Den sparsamen Fünf könne man dankbar sein, dass ein ordentlicher Kompromiss herausgekommen sei, berichtete der FDP-Politiker. „Da hätten wir eine Schippe drauflegen können“, meinte er. Gewünscht hätte er sich mehr Wettbewerb als Voraussetzung für die Auszahlung von Hilfen. Auch findet er den Rechtsstaatspassus nicht überzeugend. In Bausch und Bogen verurteilte Emil Sänze(AfD) das EU-Hilfspaket. Seiner Ansicht nach ist die Geldkanone nur ein Strohfeuer und löst kein einziges Problem.

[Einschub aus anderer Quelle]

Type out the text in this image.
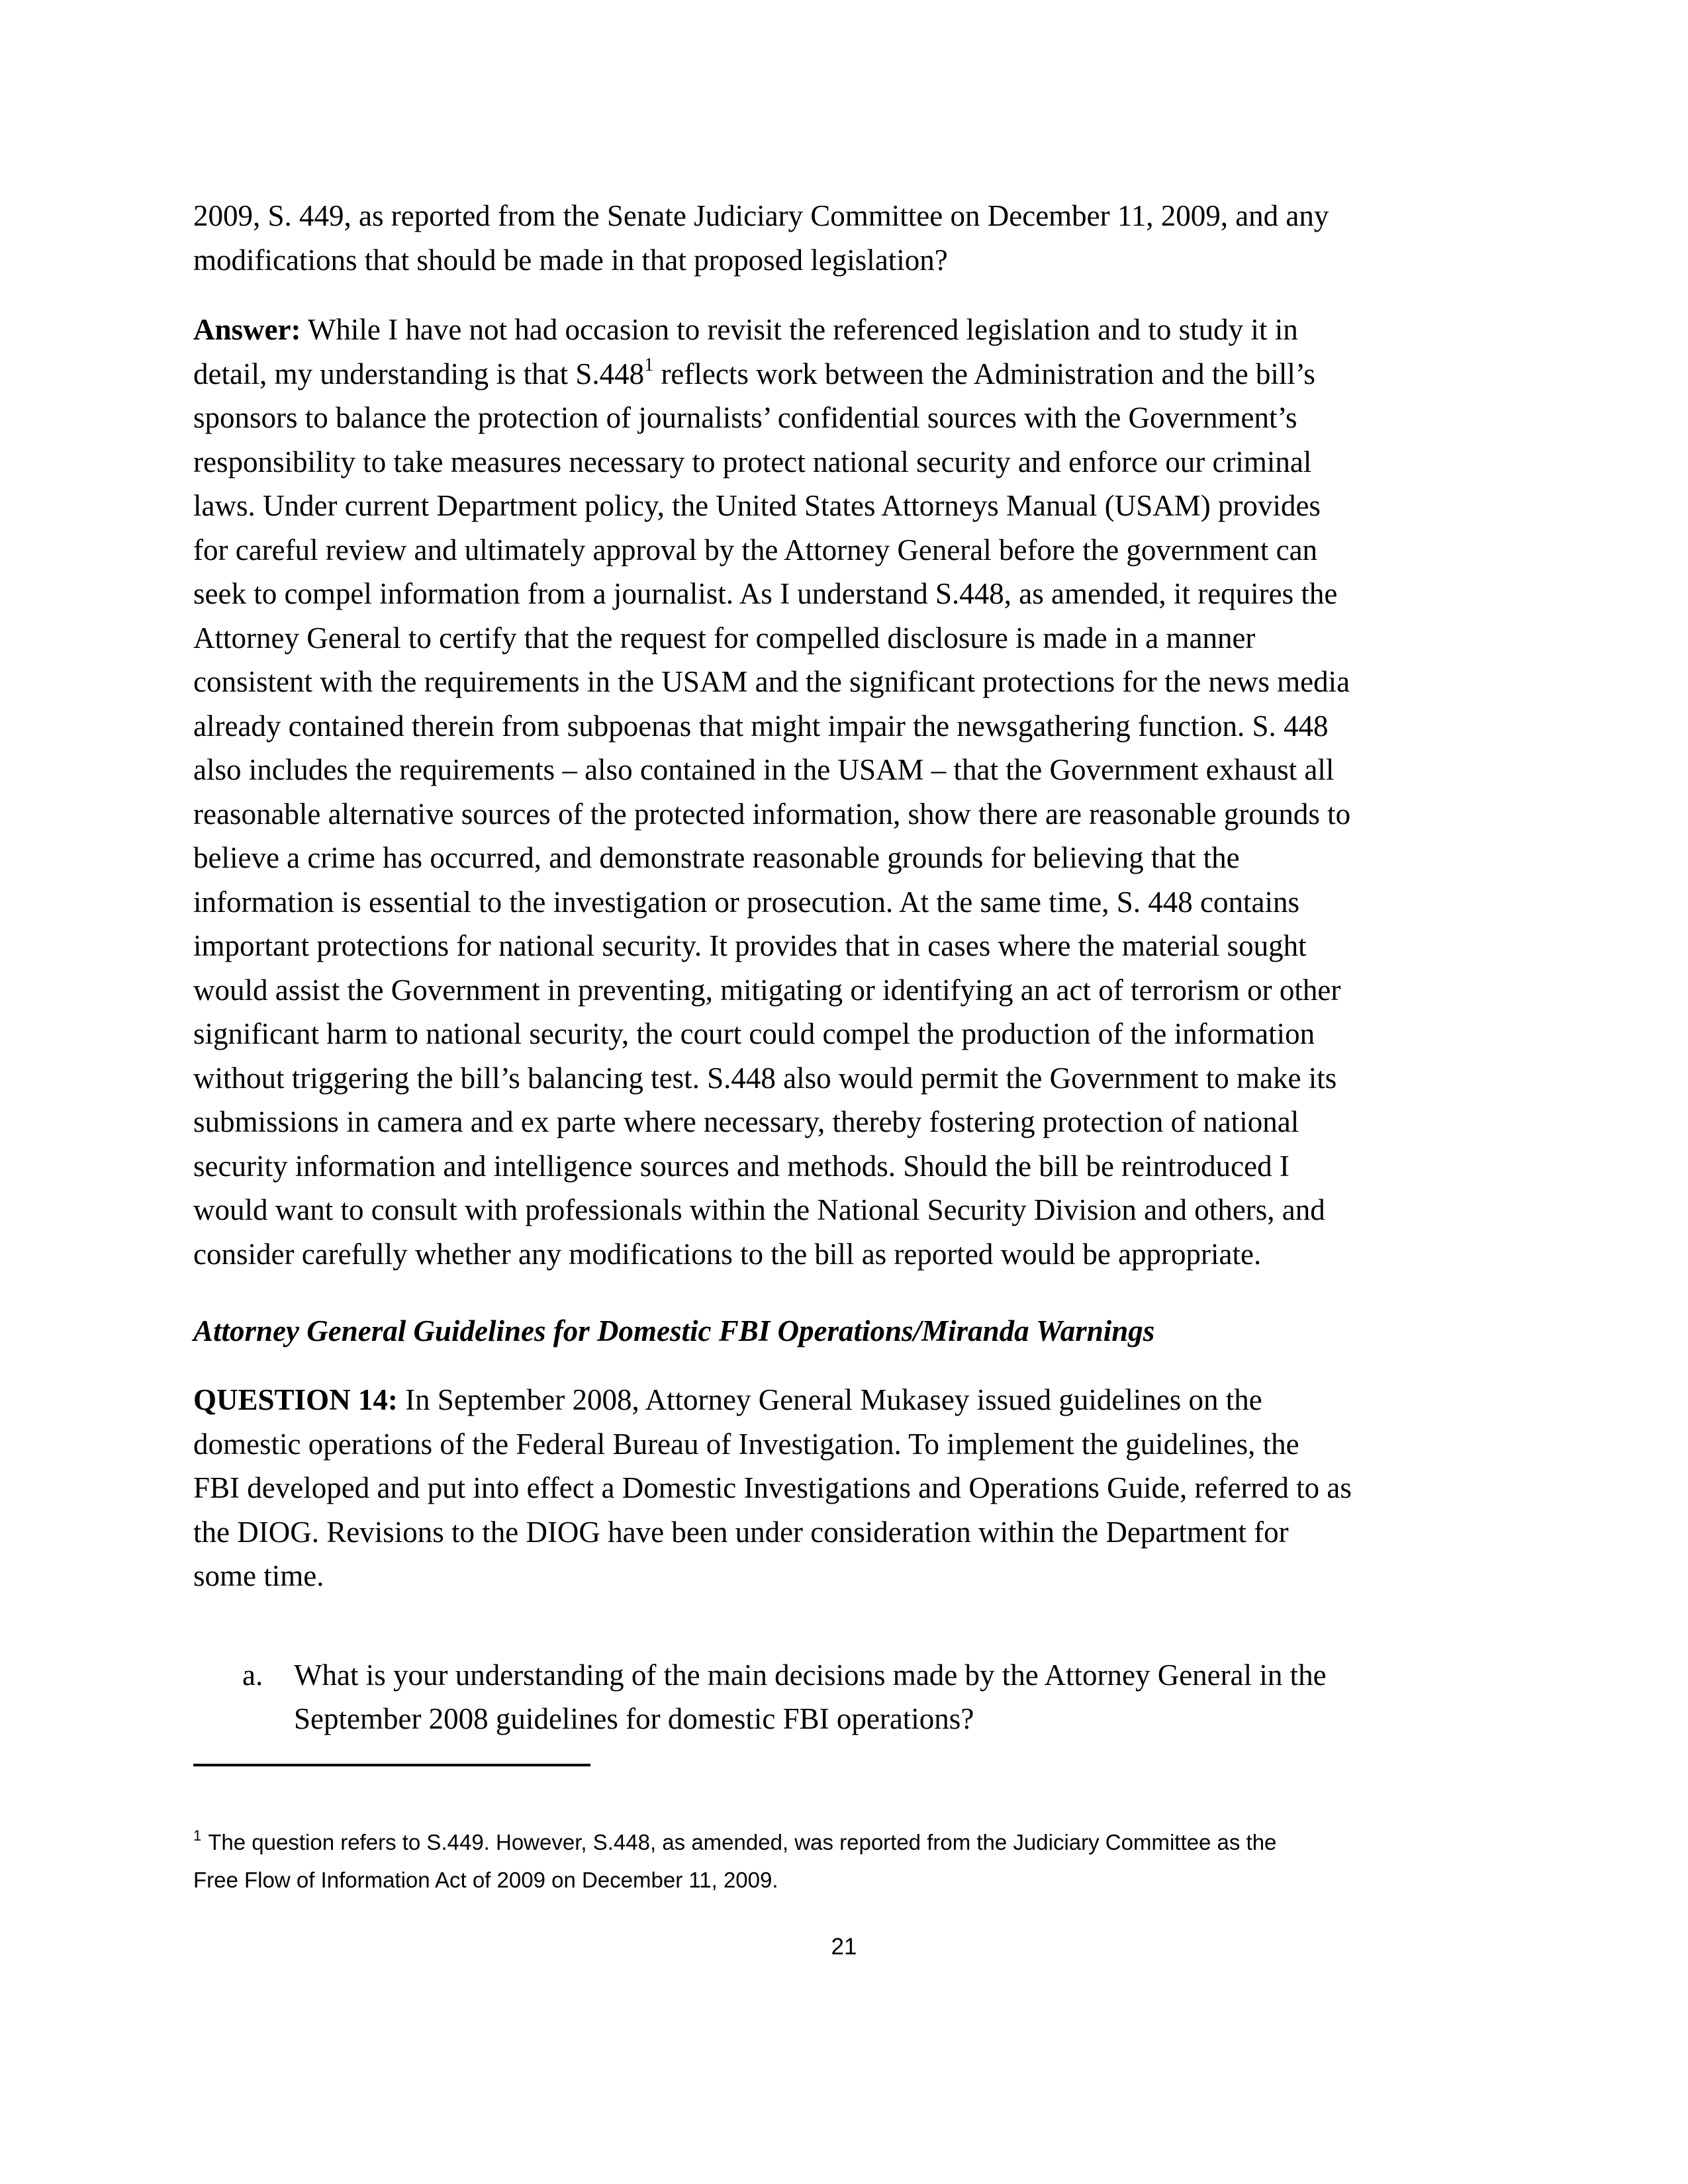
2009, S. 449, as reported from the Senate Judiciary Committee on December 11, 2009, and any
modifications that should be made in that proposed legislation?
Answer: While I have not had occasion to revisit the referenced legislation and to study it in
detail, my understanding is that S.448$^1$ reflects work between the Administration and the bill’s
sponsors to balance the protection of journalists’ confidential sources with the Government’s
responsibility to take measures necessary to protect national security and enforce our criminal
laws. Under current Department policy, the United States Attorneys Manual (USAM) provides
for careful review and ultimately approval by the Attorney General before the government can
seek to compel information from a journalist. As I understand S.448, as amended, it requires the
Attorney General to certify that the request for compelled disclosure is made in a manner
consistent with the requirements in the USAM and the significant protections for the news media
already contained therein from subpoenas that might impair the newsgathering function. S. 448
also includes the requirements – also contained in the USAM – that the Government exhaust all
reasonable alternative sources of the protected information, show there are reasonable grounds to
believe a crime has occurred, and demonstrate reasonable grounds for believing that the
information is essential to the investigation or prosecution. At the same time, S. 448 contains
important protections for national security. It provides that in cases where the material sought
would assist the Government in preventing, mitigating or identifying an act of terrorism or other
significant harm to national security, the court could compel the production of the information
without triggering the bill’s balancing test. S.448 also would permit the Government to make its
submissions in camera and ex parte where necessary, thereby fostering protection of national
security information and intelligence sources and methods. Should the bill be reintroduced I
would want to consult with professionals within the National Security Division and others, and
consider carefully whether any modifications to the bill as reported would be appropriate.
Attorney General Guidelines for Domestic FBI Operations/Miranda Warnings
QUESTION 14: In September 2008, Attorney General Mukasey issued guidelines on the
domestic operations of the Federal Bureau of Investigation. To implement the guidelines, the
FBI developed and put into effect a Domestic Investigations and Operations Guide, referred to as
the DIOG. Revisions to the DIOG have been under consideration within the Department for
some time.
a. What is your understanding of the main decisions made by the Attorney General in the
September 2008 guidelines for domestic FBI operations?
$^1$ The question refers to S.449. However, S.448, as amended, was reported from the Judiciary Committee as the
Free Flow of Information Act of 2009 on December 11, 2009.
21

Die EU-Titanic halte Kurs auf jeden Eisberg. „Wir wollen das Ruder herumreißen“, meinte Sänze. Die Einigung in der EU hält er für Irreführung und Verachtung der Bürger.
Europaminister Guido Wolf (CDU) wollte diese Kritik nicht stillschweigend hinnehmen. „Sie wollen Europa zerstören“, hielt er der AfD vor. Den Sondergipfel bezeichnete er als historisch „mit einer besonderen emotionalen Aufladung“. Die Einigung sei kein Anlass zur Euphorie, aber ein guter Grund durchzuatmen. Baden-Württemberg profitiere von der Stärkung des Binnenmarkts.